I've stepped into a little bit of a mess and I'm not sure how to fix it.
An RNA sequencing run was performed on 19 samples which yielded approx 20m reads per sample, it showed promising results but lacked statistical significance so I suggested re-sequencing the library to a better depth.
The samples were indeed rerun with the following issues:
- The samples were re-pooled without two of the samples (which were questionable) so now there are 17 samples
- The length of the reads changed from 36 bp to 75 bp
- The sequencing was sent to another location and not performed on the same machine
- The number of reads per sample was approximately the same
I was hoping that either a) it would be an identical run and I could combine the reads or b) the library would be sequenced to a greater depth so it would supersede the previous run. My main concern is that these sets of fastq files are too different to comfortably combine as I thought in (a).
How might I proceed?
Thanks in advance!
Resequencing is generally a neglectable source of batch effect. Trim the new ones down to 36bp to compensate for read length prior to alignment. Then do PCA, coloring by resequencing or not, then see whether there is any evidence for batch effect. If not then just combine.

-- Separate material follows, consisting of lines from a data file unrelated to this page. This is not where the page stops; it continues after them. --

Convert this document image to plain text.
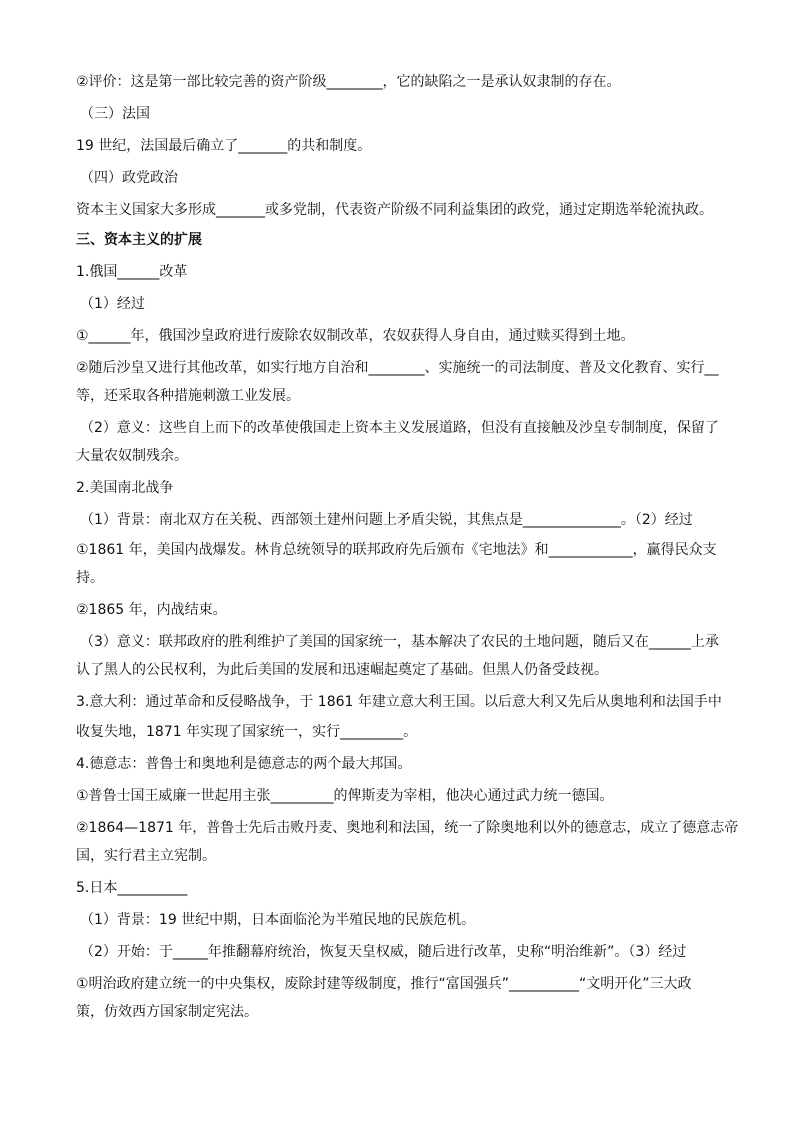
②评价：这是第一部比较完善的资产阶级________，它的缺陷之一是承认奴隶制的存在。
（三）法国
19 世纪，法国最后确立了_______的共和制度。
（四）政党政治
资本主义国家大多形成_______或多党制，代表资产阶级不同利益集团的政党，通过定期选举轮流执政。
三、资本主义的扩展
1.俄国______改革
（1）经过
①______年，俄国沙皇政府进行废除农奴制改革，农奴获得人身自由，通过赎买得到土地。
②随后沙皇又进行其他改革，如实行地方自治和________、实施统一的司法制度、普及文化教育、实行__
等，还采取各种措施刺激工业发展。
（2）意义：这些自上而下的改革使俄国走上资本主义发展道路，但没有直接触及沙皇专制制度，保留了
大量农奴制残余。
2.美国南北战争
（1）背景：南北双方在关税、西部领土建州问题上矛盾尖锐，其焦点是______________。（2）经过
①1861 年，美国内战爆发。林肯总统领导的联邦政府先后颁布《宅地法》和____________，赢得民众支
持。
②1865 年，内战结束。
（3）意义：联邦政府的胜利维护了美国的国家统一，基本解决了农民的土地问题，随后又在______上承
认了黑人的公民权利，为此后美国的发展和迅速崛起奠定了基础。但黑人仍备受歧视。
3.意大利：通过革命和反侵略战争，于 1861 年建立意大利王国。以后意大利又先后从奥地利和法国手中
收复失地，1871 年实现了国家统一，实行_________。
4.德意志：普鲁士和奥地利是德意志的两个最大邦国。
①普鲁士国王威廉一世起用主张_________的俾斯麦为宰相，他决心通过武力统一德国。
②1864—1871 年，普鲁士先后击败丹麦、奥地利和法国，统一了除奥地利以外的德意志，成立了德意志帝
国，实行君主立宪制。
5.日本__________
（1）背景：19 世纪中期，日本面临沦为半殖民地的民族危机。
（2）开始：于_____年推翻幕府统治，恢复天皇权威，随后进行改革，史称“明治维新”。（3）经过
①明治政府建立统一的中央集权，废除封建等级制度，推行“富国强兵”__________“文明开化”三大政
策，仿效西方国家制定宪法。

While Illumina says that the sequence should be identical no matter which sequencer/chemistry, you may want to include that as a variable in your PCA and see if there is a difference (especially if a different chemistry was used).
Thanks for the reply.
I've pseudo-addressed your comment from the count tables which were processed independently albeit without trimming as you have suggested. This is what set my initial alarm bells off about the validity of combining these runs. I'll have a go trimming the reads down and see if it changes the picture.

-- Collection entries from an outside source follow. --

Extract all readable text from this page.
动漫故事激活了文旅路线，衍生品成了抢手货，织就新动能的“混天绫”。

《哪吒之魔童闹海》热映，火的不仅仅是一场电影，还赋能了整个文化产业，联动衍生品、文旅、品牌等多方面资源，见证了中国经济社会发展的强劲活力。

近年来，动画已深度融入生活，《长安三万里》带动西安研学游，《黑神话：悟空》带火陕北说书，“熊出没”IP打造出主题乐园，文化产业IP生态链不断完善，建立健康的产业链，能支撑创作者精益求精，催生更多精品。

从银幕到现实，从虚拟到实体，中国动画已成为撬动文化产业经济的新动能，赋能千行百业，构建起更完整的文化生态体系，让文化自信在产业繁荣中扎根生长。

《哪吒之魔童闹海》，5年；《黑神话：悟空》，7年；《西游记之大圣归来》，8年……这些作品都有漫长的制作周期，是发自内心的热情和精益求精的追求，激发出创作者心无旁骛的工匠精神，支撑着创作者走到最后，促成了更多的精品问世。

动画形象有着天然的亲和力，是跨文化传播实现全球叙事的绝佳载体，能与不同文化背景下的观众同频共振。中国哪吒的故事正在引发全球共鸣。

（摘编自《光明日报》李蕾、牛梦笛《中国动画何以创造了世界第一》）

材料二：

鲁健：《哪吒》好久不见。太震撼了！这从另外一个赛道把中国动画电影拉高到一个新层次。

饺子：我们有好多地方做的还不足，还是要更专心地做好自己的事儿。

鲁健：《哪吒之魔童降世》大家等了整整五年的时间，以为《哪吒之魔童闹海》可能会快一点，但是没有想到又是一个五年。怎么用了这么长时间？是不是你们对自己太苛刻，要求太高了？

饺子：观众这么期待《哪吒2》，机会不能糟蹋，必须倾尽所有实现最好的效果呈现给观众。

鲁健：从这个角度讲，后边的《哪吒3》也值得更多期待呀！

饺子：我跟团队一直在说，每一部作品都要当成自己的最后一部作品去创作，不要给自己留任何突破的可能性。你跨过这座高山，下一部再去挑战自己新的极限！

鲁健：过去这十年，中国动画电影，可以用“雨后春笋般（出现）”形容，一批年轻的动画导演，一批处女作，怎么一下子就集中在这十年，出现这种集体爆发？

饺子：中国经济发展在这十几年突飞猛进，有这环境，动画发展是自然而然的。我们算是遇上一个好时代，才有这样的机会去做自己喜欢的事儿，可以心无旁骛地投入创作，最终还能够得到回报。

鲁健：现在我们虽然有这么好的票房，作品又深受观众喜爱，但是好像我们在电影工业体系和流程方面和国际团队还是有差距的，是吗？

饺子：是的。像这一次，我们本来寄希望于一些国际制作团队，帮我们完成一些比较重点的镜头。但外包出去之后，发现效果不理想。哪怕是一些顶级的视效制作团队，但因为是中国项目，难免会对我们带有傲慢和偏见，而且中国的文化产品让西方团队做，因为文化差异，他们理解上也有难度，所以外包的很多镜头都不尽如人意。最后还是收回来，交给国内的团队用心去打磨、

Your mappings are going to be better at 76 bp. With 36 bp reads you may end up with more multimappers. Can you drop the short reads if you have enough data from long ones. I am assuming the libraries are amenable to longer reads i.e. there are no short inserts etc. and you are not losing data to adapter read-through.
Indeed, I'm getting the reads re-aligned tonight and will find out in the morning what the PCA looks like! In the meantime, here's the alignment output of one of the samples for flavour.
Thanks for your input!
Are these
bowtie2
stats? You ought to be using a splice-aware aligner for RNAseq data (like STAR, bbmap, unless you are working with bacteria). While these numbers look fine and you do not appear to have a lot of multimappers.This looks like hisat2 output to be, although it's been a very long time since I've mapped something myself! I have to confess to being spoilt and have people who do the primary alignments and processing for me.
I can also see a STAR folder, which puts run 2 at 9.36% multi-mappers and run 1 at 13.89%.
HISAT2 is great. Developed by same group that does bowtie. Longer reads make for lower multi-mappers in STAR so that makes sense.